Машинально перелистывая бледно-зеленые, неровно нарезанные страницы с мелким, плохо пропечатанным на ротапринте текстом, Павел перебил светскую болтовню своего научного руководителя:
— Евгений Михайлович, я бы хотел воспользоваться другой методикой…
Гонтарь подобрался:
— Это какой же?
— Есть методики прижизненного исследования…
— На это ни у вас, ни, тем более, у меня нет времени. Да и методики прижизненного исследования, мягко говоря, дают невысокую достоверность.
— Но ведь вылавливать тысячи зверьков я буду еще сезонов пять!
— А вы хотите без труда сразу доктором наук стать? Может сразу и академиком? — Гонтарь весело подмигнул. — А неплохо бы, верно?

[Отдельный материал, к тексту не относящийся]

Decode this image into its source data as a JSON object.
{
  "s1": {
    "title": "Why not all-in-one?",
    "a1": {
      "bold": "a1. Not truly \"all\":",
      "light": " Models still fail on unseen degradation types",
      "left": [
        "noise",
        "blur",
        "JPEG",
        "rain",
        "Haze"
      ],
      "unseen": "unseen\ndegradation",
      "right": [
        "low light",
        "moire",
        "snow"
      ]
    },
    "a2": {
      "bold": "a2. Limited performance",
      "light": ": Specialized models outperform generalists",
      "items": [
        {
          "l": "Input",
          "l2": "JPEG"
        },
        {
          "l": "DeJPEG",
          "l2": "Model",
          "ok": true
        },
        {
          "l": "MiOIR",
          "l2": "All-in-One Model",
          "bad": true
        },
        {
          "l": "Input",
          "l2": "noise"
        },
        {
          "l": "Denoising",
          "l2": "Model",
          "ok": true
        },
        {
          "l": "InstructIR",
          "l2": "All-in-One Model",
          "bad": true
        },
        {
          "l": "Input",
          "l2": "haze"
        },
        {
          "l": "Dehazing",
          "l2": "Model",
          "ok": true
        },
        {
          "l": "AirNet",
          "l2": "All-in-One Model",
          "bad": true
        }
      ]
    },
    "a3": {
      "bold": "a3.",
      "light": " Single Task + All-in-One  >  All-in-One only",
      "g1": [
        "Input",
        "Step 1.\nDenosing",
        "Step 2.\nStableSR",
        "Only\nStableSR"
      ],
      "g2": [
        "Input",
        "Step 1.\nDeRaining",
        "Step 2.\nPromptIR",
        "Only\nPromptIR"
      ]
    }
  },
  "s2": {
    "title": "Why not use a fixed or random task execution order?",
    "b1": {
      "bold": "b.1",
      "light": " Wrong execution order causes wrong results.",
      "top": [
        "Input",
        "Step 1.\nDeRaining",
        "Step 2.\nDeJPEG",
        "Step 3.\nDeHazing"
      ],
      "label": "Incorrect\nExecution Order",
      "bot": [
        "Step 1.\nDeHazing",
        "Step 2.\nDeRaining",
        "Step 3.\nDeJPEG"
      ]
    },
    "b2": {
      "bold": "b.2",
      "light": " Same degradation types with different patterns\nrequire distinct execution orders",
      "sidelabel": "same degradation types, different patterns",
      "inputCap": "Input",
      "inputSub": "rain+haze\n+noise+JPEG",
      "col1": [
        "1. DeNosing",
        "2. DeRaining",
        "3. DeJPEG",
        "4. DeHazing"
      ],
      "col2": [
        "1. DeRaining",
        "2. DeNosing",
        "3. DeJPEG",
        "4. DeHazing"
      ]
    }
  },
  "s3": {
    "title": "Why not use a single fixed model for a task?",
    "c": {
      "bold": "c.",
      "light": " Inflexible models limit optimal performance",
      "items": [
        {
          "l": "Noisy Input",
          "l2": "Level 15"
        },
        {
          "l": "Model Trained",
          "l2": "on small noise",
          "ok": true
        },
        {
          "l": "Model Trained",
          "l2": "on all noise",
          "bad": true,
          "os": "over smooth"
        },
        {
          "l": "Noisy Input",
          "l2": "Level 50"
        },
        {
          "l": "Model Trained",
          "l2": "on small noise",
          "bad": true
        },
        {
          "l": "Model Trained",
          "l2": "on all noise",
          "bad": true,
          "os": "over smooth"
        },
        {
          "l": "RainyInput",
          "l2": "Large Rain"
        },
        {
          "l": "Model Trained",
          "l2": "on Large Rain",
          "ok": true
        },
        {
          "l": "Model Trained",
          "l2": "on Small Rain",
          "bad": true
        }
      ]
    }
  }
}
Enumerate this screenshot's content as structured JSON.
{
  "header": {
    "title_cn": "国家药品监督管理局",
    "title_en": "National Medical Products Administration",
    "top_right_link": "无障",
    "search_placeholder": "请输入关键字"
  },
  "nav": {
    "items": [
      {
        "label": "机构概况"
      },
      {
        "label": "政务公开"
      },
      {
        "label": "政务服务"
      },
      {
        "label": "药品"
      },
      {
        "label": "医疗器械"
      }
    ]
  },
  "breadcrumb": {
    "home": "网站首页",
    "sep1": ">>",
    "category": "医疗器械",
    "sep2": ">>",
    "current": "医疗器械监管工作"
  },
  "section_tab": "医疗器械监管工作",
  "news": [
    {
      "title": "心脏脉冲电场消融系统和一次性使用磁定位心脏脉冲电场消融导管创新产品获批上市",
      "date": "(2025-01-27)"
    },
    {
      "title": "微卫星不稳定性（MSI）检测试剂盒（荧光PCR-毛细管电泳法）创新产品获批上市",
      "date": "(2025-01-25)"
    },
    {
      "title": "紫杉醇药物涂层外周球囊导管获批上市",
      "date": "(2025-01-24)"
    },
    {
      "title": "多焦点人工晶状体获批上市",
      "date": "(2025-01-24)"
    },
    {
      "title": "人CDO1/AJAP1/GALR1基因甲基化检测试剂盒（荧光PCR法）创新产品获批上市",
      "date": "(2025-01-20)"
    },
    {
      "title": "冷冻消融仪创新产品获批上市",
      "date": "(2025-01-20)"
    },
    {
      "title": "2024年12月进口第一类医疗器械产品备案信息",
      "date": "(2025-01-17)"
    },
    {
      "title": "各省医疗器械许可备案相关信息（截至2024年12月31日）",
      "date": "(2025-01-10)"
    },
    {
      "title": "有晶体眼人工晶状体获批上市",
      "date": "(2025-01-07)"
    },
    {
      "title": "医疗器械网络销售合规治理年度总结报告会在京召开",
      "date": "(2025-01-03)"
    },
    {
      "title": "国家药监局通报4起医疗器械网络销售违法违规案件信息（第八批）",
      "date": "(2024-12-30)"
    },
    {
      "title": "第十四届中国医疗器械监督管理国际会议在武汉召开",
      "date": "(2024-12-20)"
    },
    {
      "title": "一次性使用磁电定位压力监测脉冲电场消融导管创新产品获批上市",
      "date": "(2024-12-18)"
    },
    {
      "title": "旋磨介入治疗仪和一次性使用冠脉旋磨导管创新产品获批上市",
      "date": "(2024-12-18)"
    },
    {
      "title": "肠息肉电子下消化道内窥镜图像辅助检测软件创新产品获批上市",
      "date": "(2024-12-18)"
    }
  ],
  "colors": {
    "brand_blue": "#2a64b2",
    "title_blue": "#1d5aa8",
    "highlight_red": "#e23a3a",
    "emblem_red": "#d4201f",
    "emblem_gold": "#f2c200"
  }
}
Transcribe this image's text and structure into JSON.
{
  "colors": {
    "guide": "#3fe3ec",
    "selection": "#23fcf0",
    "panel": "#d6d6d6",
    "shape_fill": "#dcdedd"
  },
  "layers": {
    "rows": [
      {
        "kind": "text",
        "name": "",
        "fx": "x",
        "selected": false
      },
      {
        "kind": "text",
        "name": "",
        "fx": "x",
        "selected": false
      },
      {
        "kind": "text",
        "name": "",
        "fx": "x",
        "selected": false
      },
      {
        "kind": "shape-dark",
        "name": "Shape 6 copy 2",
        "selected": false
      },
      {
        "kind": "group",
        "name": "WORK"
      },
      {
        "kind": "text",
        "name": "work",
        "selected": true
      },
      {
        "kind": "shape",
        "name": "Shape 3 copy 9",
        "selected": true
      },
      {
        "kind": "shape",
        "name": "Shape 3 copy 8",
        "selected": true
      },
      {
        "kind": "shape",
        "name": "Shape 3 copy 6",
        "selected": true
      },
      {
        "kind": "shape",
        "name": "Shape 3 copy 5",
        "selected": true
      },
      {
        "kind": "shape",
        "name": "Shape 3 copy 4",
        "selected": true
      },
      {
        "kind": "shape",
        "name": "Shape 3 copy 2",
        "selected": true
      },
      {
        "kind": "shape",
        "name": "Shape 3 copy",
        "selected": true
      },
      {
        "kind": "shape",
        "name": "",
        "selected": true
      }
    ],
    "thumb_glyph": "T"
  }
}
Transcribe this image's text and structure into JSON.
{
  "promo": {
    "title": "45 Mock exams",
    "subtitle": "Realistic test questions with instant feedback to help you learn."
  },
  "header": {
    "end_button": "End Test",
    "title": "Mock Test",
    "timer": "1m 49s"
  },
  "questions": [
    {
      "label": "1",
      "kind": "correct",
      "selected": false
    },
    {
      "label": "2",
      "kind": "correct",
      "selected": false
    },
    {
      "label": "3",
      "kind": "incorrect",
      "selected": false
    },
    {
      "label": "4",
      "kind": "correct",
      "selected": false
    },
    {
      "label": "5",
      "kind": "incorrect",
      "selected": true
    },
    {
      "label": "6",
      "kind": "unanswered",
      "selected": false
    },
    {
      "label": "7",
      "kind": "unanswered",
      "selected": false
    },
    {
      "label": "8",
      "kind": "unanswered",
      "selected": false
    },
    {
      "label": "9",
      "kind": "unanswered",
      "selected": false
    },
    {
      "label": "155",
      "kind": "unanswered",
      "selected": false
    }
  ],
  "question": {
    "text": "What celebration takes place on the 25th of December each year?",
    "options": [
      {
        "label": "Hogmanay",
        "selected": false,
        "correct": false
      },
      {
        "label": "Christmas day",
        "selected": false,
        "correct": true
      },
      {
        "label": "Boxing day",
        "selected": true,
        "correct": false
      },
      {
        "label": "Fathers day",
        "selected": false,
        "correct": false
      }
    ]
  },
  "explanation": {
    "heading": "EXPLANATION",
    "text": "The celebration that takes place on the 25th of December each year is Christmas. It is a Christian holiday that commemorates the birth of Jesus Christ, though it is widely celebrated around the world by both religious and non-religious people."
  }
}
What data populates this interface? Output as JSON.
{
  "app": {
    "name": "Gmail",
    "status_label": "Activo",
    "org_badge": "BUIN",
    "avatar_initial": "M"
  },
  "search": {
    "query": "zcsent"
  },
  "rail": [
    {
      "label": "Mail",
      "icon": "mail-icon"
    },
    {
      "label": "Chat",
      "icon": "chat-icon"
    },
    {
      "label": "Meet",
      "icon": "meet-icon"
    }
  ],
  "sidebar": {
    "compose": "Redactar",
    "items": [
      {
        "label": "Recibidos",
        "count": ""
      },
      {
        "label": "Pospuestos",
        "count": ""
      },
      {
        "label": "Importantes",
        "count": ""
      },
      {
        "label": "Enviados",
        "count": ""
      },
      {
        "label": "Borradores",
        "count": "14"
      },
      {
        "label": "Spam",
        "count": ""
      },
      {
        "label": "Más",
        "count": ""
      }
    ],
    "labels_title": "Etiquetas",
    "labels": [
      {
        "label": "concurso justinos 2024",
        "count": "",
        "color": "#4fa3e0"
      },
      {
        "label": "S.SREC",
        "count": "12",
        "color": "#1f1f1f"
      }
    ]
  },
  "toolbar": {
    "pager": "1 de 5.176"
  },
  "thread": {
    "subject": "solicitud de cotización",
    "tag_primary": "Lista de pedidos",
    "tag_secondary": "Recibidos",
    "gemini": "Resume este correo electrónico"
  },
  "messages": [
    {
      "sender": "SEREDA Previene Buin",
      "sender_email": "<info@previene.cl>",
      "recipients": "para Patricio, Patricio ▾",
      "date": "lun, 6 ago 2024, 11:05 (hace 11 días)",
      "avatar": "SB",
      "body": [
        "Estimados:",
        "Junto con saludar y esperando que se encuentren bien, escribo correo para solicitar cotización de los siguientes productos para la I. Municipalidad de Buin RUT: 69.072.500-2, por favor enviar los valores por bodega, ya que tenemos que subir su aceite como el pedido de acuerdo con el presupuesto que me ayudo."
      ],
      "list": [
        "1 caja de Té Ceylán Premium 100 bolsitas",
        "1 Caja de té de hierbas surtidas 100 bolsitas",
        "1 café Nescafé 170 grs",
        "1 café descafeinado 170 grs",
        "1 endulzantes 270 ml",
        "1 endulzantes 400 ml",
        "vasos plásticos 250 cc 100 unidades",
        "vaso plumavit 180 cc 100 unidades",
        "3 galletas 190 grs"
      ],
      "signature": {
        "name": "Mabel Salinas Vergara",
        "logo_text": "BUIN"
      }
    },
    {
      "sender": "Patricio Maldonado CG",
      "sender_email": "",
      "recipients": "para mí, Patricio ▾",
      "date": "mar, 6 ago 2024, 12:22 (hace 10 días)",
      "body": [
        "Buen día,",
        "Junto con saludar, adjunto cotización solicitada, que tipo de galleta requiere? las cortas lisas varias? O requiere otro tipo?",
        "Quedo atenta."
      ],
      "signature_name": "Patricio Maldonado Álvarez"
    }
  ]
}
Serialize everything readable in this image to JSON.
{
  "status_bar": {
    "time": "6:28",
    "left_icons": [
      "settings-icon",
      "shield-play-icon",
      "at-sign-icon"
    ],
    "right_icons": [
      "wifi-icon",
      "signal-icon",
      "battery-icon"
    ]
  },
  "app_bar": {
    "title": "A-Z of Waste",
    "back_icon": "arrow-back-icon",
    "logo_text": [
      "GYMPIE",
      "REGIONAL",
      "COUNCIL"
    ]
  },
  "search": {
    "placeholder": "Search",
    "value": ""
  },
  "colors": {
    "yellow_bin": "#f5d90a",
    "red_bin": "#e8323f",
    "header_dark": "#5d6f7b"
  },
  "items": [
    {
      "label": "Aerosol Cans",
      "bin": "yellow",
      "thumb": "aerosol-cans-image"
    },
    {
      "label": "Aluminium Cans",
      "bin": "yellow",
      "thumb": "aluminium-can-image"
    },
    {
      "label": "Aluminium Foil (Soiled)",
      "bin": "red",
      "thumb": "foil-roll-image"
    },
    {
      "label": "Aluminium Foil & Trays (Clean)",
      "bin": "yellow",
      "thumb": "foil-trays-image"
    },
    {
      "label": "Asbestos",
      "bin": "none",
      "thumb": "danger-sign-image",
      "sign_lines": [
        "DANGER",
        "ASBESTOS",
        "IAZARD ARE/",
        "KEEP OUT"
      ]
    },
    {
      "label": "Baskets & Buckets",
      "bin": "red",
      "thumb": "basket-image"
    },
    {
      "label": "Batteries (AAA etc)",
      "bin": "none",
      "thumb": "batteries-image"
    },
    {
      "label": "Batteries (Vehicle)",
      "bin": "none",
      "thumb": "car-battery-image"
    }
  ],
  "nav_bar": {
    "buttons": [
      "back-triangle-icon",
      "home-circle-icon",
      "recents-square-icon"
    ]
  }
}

В науке, уважаемый Павел Яковлевич, легких путей не бывает. Если вы проведете исследования на сотне особей, статистические результаты будут недостоверны. В какое положение вы поставите меня, вашего руководителя? Хотите работать, будьте любезны работайте. Не хотите — я никого силой не держу… — Гонтарь шагнул в дверь, но тут же обернулся, и уже другим тоном произнес: — Да, я вот зачем вас искал: моя жена позавчера уехала в командировку, в Москву, а мне перед экспедицией необходимо дочку к родителям отвезти. Так что, прошу вас, получите на складе снаряжение, найдите студентов, пусть перетащат его в препараторскую. Завтра кладовщика не будет, и неизвестно, когда потом он появится на работе. Сами понимаете, ни к чему нам задерживаться.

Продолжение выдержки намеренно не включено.